Tony Murrell is looking to sell the car service company Chauffeur Monkey, which he founded more than six years ago to help get pub goers and their cars home safely from a night out.
The Lewes-based businessman is looking to sell on his company to someone who can take it to the next level and allow him to focus his entrepreneurial energy on his burgeoning Lewes Supper Club as a semi-retirement project.
Mr Murrell said one of the perks of the job was getting behind the wheel of the cars of his wealthier customers, including top-of-the-range BMWs, Land Rovers and a £210,000 Ferrari Scuderia.
One recent executive client asked the 56-year-old if he could drive his new Mercedes SL 63 AMG so he could use the 500 horsepower supercar at his Cork holiday home.
The business has four mini bikes which chauffeurs drive to meet up with clients, the bikes are then folded up into the boot of the customer’s car and the chauffeur drives the client home.
Mr Murrell said he hoped to sell the business, which has the backing of local police forces and has customers across Sussex and beyond, as a bolt-on to an existing chauffeur or taxi service.
The company, which makes an annual profit of £15,000 from a turnover of £41,000, is available to buy for £25,000.

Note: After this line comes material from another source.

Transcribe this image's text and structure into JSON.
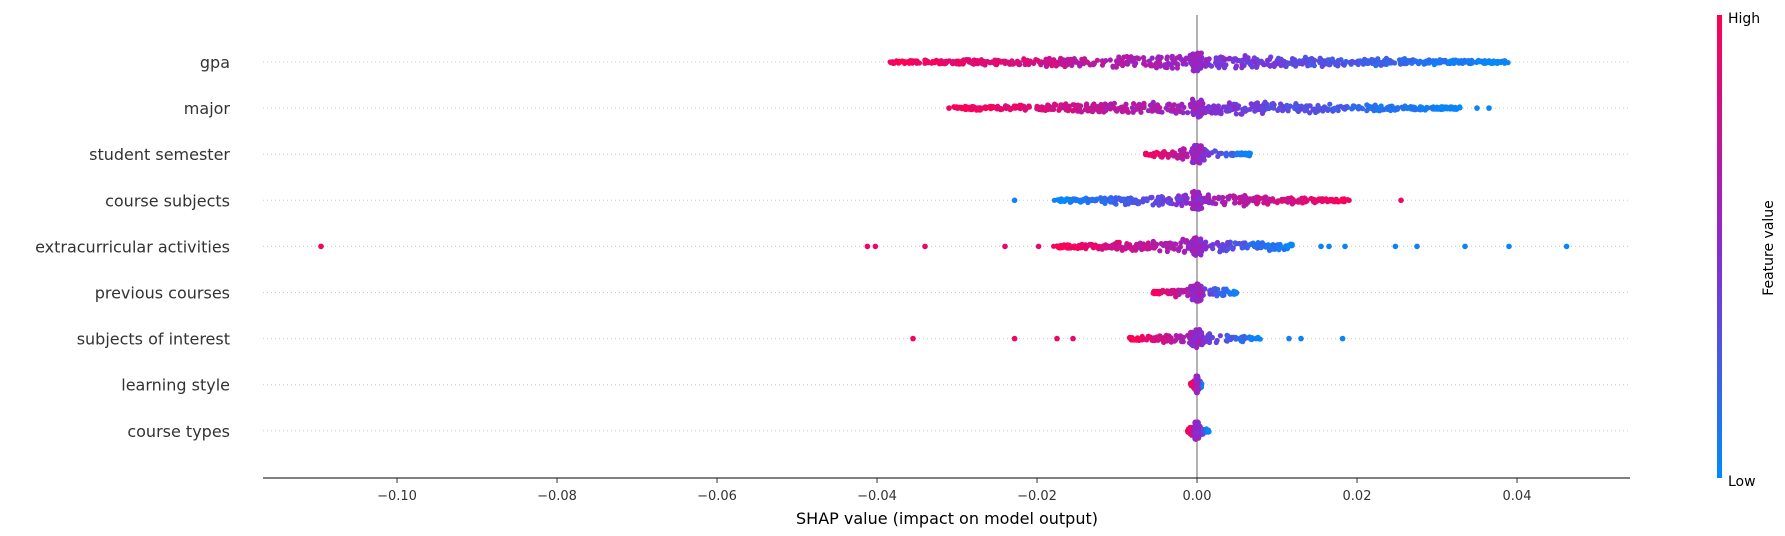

As a way of easing any new owner into the business, Mr Murrell is offering to give his time free of charge for up to two months to ensure a smooth handover.
He said: “The business is very profitable, more profitable than I thought it would be, but I have not been able to increase the turnover as I was hoping for the effort I have been putting in.
“I am now nearer 60 than 50 and I am too old to get up at 3am to rescue somebody.
“It would be a real shame if it had to fold so it would be great to see somebody take it to another level that I haven’t been able to.”
Mr Murrell said part of the difficulty he had found in reaching new customers was the willingness of Sussex drinkers to take a risk behind the wheel of a car.
He said: “I don’t think that anybody deliberately sets out to drink and drive but people think the likelihood of getting caught is very slim.
“When you are driving somebody home and you go past a traffic police car people do a short intake of breath to say that could have been me getting stopped.”